FN Souza was an artist who was calling out the shadows, the hypocrisy and the bigotry of our day to day life as well as the institutions of state and religion. He was looking through all of that and his religious paintings are a powerful satire. Putting all this together was an experience, ideas for essays would pop up in her brain which she would write and would be published.

She was also travelling to small art towns in Europe and she would visit Picasso museum, Chagal museum and in her subconscious, the comparative study was still going on. When she wrote the essays she felt free but she still had these raging questions since she was going through a crisis and Souza was giving her answers through the canvasses. She was not looking to decipher anything or looking hard for anything in his personal life. The canvases were her main focus.

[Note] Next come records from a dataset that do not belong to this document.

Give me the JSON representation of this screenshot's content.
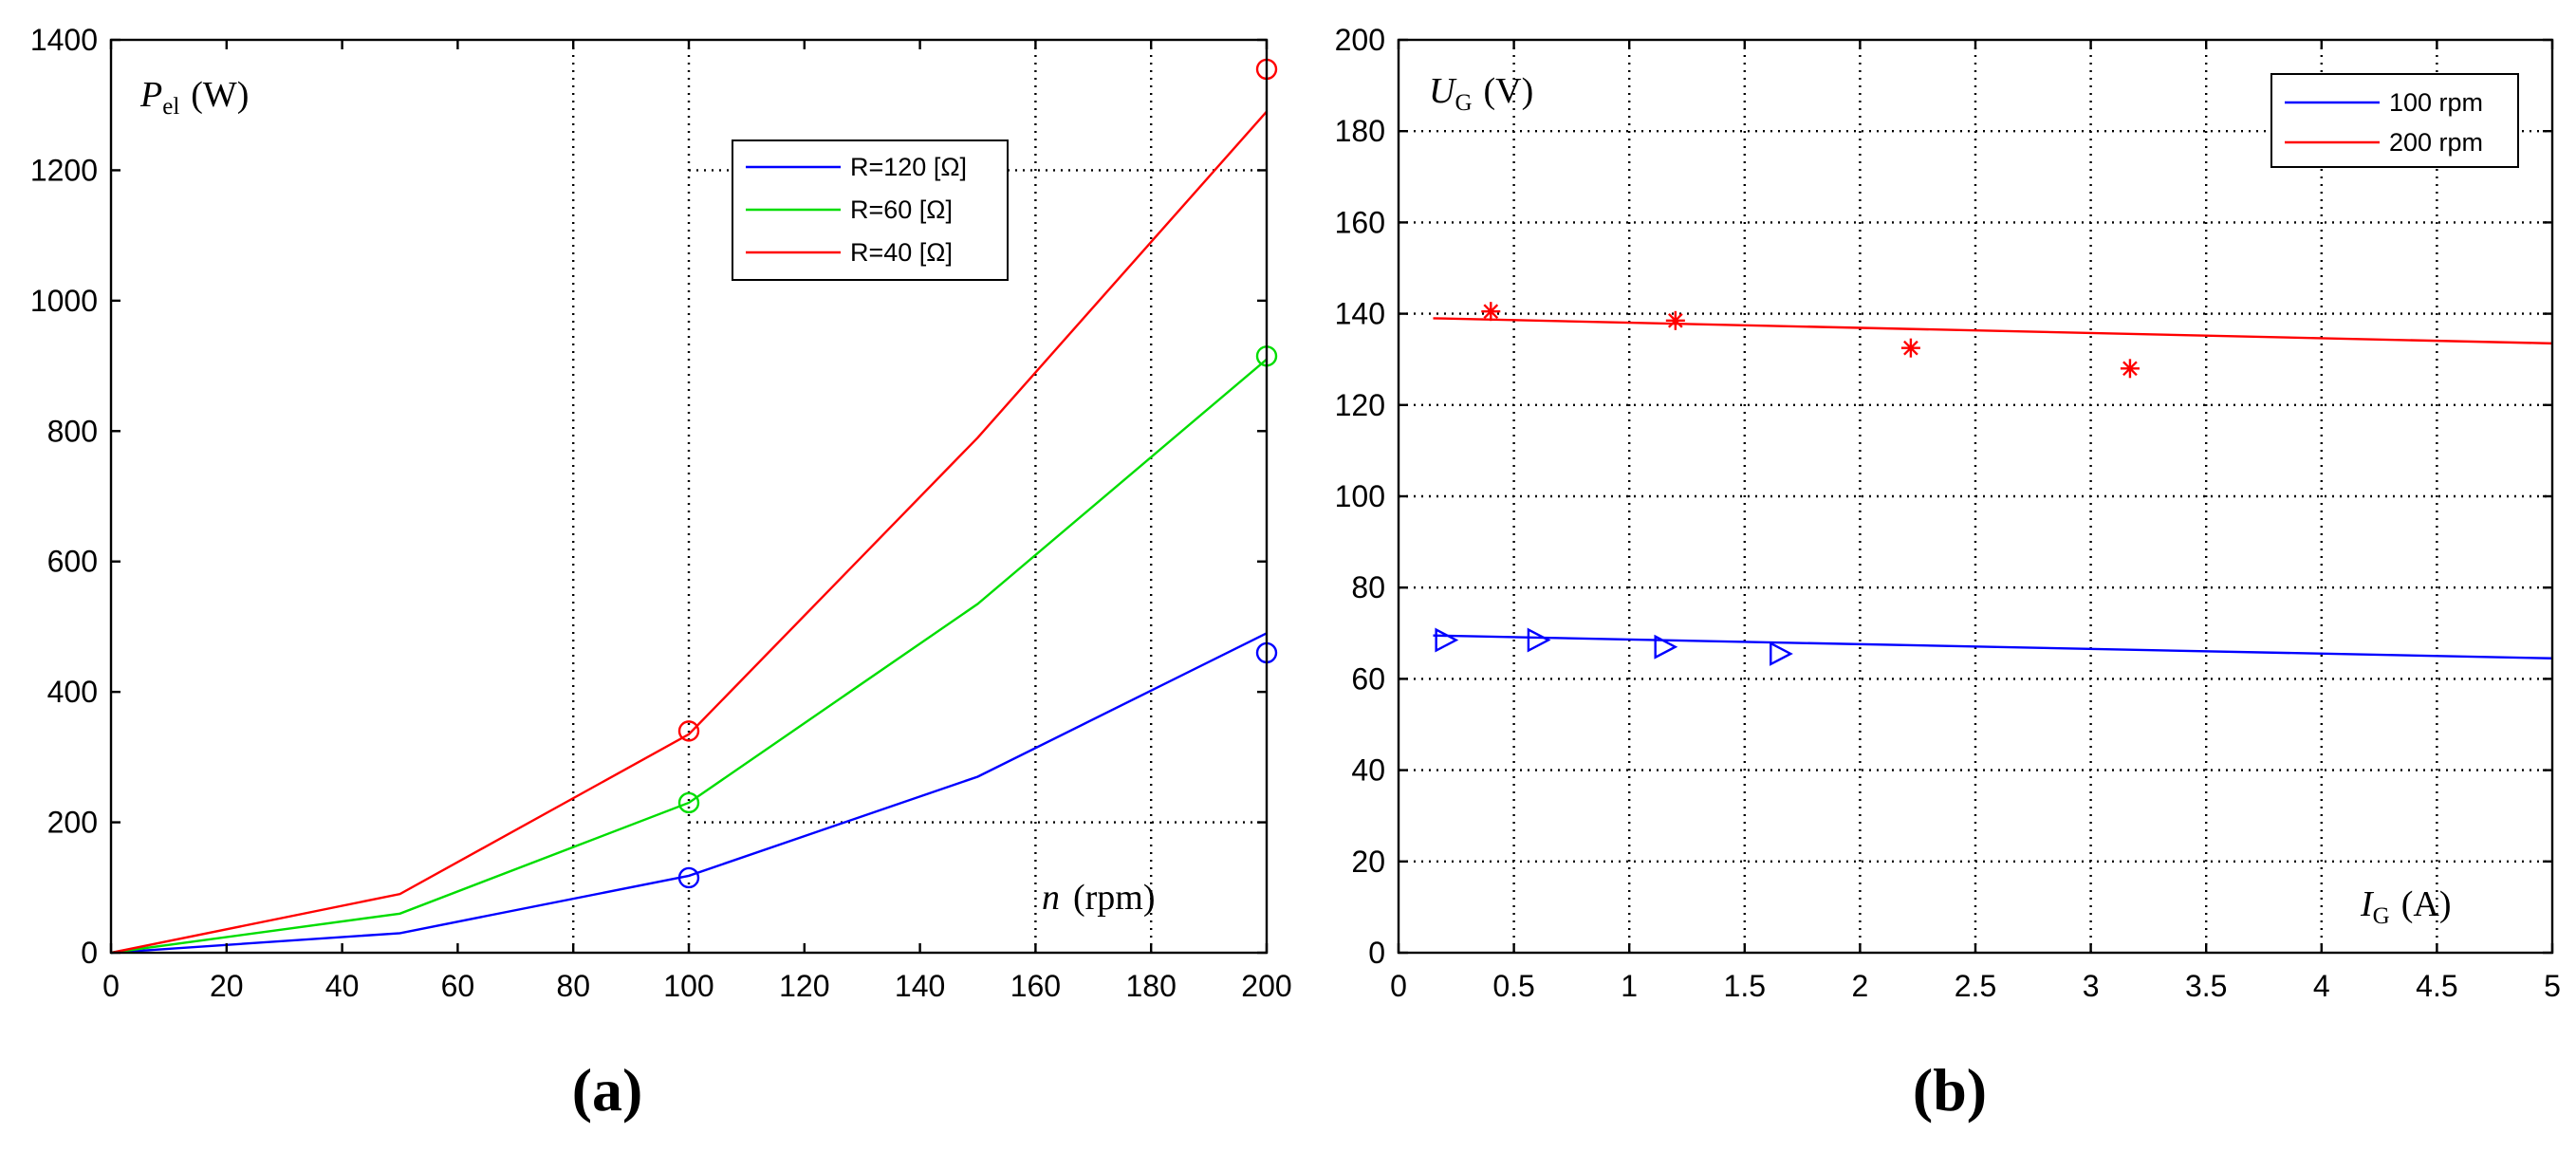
{
  "chart_data": [
    {
      "type": "line",
      "panel_label": "(a)",
      "ylabel_symbol": "P",
      "ylabel_sub": "el",
      "ylabel_unit": "(W)",
      "xlabel_symbol": "n",
      "xlabel_unit": "(rpm)",
      "xlim": [
        0,
        200
      ],
      "ylim": [
        0,
        1400
      ],
      "xticks": [
        0,
        20,
        40,
        60,
        80,
        100,
        120,
        140,
        160,
        180,
        200
      ],
      "yticks": [
        0,
        200,
        400,
        600,
        800,
        1000,
        1200,
        1400
      ],
      "grid_x": [
        80,
        100,
        160,
        180
      ],
      "grid_y": [
        200,
        1200
      ],
      "grid_y_start_x": 100,
      "legend_position": "top-right",
      "series": [
        {
          "name": "R=120 [Ω]",
          "color": "#0000ff",
          "x": [
            0,
            50,
            100,
            150,
            200
          ],
          "y": [
            0,
            30,
            118,
            270,
            490
          ],
          "markers_x": [
            100,
            200
          ],
          "markers_y": [
            115,
            460
          ],
          "marker": "circle"
        },
        {
          "name": "R=60 [Ω]",
          "color": "#00dd00",
          "x": [
            0,
            50,
            100,
            150,
            200
          ],
          "y": [
            0,
            60,
            230,
            535,
            910
          ],
          "markers_x": [
            100,
            200
          ],
          "markers_y": [
            230,
            915
          ],
          "marker": "circle"
        },
        {
          "name": "R=40 [Ω]",
          "color": "#ff0000",
          "x": [
            0,
            50,
            100,
            150,
            200
          ],
          "y": [
            0,
            90,
            335,
            790,
            1290
          ],
          "markers_x": [
            100,
            200
          ],
          "markers_y": [
            340,
            1355
          ],
          "marker": "circle"
        }
      ]
    },
    {
      "type": "line",
      "panel_label": "(b)",
      "ylabel_symbol": "U",
      "ylabel_sub": "G",
      "ylabel_unit": "(V)",
      "xlabel_symbol": "I",
      "xlabel_sub": "G",
      "xlabel_unit": "(A)",
      "xlim": [
        0,
        5
      ],
      "ylim": [
        0,
        200
      ],
      "xticks": [
        0,
        0.5,
        1,
        1.5,
        2,
        2.5,
        3,
        3.5,
        4,
        4.5,
        5
      ],
      "yticks": [
        0,
        20,
        40,
        60,
        80,
        100,
        120,
        140,
        160,
        180,
        200
      ],
      "grid_x": [
        0.5,
        1,
        1.5,
        2,
        2.5,
        3,
        3.5,
        4,
        4.5
      ],
      "grid_y": [
        20,
        40,
        60,
        80,
        100,
        120,
        140,
        160,
        180
      ],
      "legend_position": "top-right",
      "series": [
        {
          "name": "100 rpm",
          "color": "#0000ff",
          "x": [
            0.15,
            5
          ],
          "y": [
            69.5,
            64.5
          ],
          "markers_x": [
            0.2,
            0.6,
            1.15,
            1.65
          ],
          "markers_y": [
            68.5,
            68.5,
            67,
            65.5
          ],
          "marker": "triangle-right"
        },
        {
          "name": "200 rpm",
          "color": "#ff0000",
          "x": [
            0.15,
            5
          ],
          "y": [
            139,
            133.5
          ],
          "markers_x": [
            0.4,
            1.2,
            2.22,
            3.17
          ],
          "markers_y": [
            140.5,
            138.5,
            132.5,
            128
          ],
          "marker": "asterisk"
        }
      ]
    }
  ]
}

All the images created a great deal of controversy especially during the British times with their Victorian mentality and how they maligned the Kama Sutra and labeled the devadasis as prostitutes which meant Indians had become ashamed of their own civilisation.

“India has six schools of philosophy which gives you a whole room to play with. You can be with a god or not or you begin your own journey and don’t go to any god. Souza was agnostic and he said he did not believe in any god though he believed in Sankhya philosophy and tantra though born a Catholic. He took bits of all the religions and came up with his own cosmology and that gave him a lot of courage or clarity of what he saw around him. And he commented on that through his paintings and led people through different possibilities,” explains Janeita.

It is important to remember that FN Souza was a post world war artist and thinkers and philosophers were thinking of the things that people do and why it was done. His head series, she said, documented the interiority of his psyche. The shadows highlighted the aggressiveness, ambition or whatever the individual had. He was pulling everything out of consciousness, throwing it away and filling it with amorphous forms.

Souza, towards the end of his life, almost had a maternal instinct for the coming generation. He was a patriarch with a very strong masculine psychology but he also had a very strong feminine core. This made him a very balanced human being and all those intuitions came from his feminine side. All this made him a very interesting individual and this book is a celebration of that complex man.